Les Russes. L’esprit d’un peuple, éditions Tallandier, 222 pages, 19,90 euros. La Guerre des Russes blancs. 1917-1920 de Marc Ferro. de Jean-Jacques Marie. éditions Tallandier, 528 pages, 24,90 euros
L’histoire est une matière à risques. Marc Ferro ressuscite des souvenirs de jeunesse, lorsqu’il préparait, en URSS, sa thèse de doctorat au début des années 1960. Le livre, écrit à la première personne, fourmille d’anecdotes qui traduisent l’esprit d’une époque, une ambiance politique, la vie quotidienne. Le temps est alors à l’espoir : la dénonciation en 1956 par Nikita Khrouchtchev du culte de la personnalité de Staline, les premiers pas de la détente, la consommation participent de la confiance qu’incarne Youri Gagarine, héros de la conquête spatiale. Les zones d’ombre maintenues sur certaines pages du passé ne sont pas une spécialité soviétique – l’histoire du colonialisme français ne manque pas d’exemples, de Sétif à Madagascar – mais à Moscou, on continue de gommer des photos les personnages « négatifs ». Khrouchtchev lui-même n’y échappera pas.
En 1991, l’URSS s’effondre dans une quasi-indifférence de la population
Marc Ferro aborde le débat sur les deux révolutions de 1917, celle de février, qui entraîne la chute du tsar, et celle d’octobre, qui consacre l’accession du parti bolchevik au pouvoir. « La haine de l’autocratie, explique Marc Ferro, la misère du plus grand nombre constituaient un mélange explosif. » Privés de terres, sortis depuis un demi-siècle du servage, les paysans commencèrent à se saisir des propriétés. Dans l’armée, les galonnés qui envoyaient les soldats à la mort voulaient perpétuer l’ancien ordre. Lénine fut l’un des seuls dirigeants à « encourager la violence venue d’en bas » pour que « la dissolution de l’ancienne société s’accomplisse », ajoute l’historien. « À force de s’interroger sur la filiation entre Lénine et Staline, on a fini par ne plus prendre en considération l’appartenance de tous ces théoriciens à un courant plus large, qui entendait substituer l’État savant à l’État-nation ou à l’État de droit », estime Marc Ferro.

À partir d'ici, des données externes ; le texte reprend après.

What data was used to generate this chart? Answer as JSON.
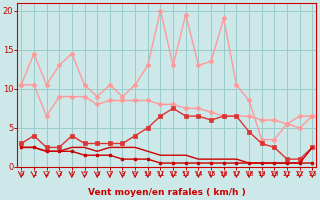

Quand bien des années plus tard, en 1985, Mikhaïl Gorbatchev lance le chantier de la perestroïka, a-t-il en vue de faire une « révolution sous la table » car l’opinion en savait encore moins qu’elle en savait auparavant sur les plans du régime soviétique ? La suite est connue : en 1991, l’URSS s’effondre dans une quasi-indifférence de la population. Le nouvel homme fort du Kremlin, Boris Eltsine, se soumet entièrement aux néolibéraux. Libération des prix, spoliation de l’épargne, hyperinflation ont paupérisé l’ensemble de la population. Une totale humiliation. Il n’y a pas d’autres explications à l’adhésion quelques années plus tard au discours nationaliste et autoritaire de Vladimir Poutine.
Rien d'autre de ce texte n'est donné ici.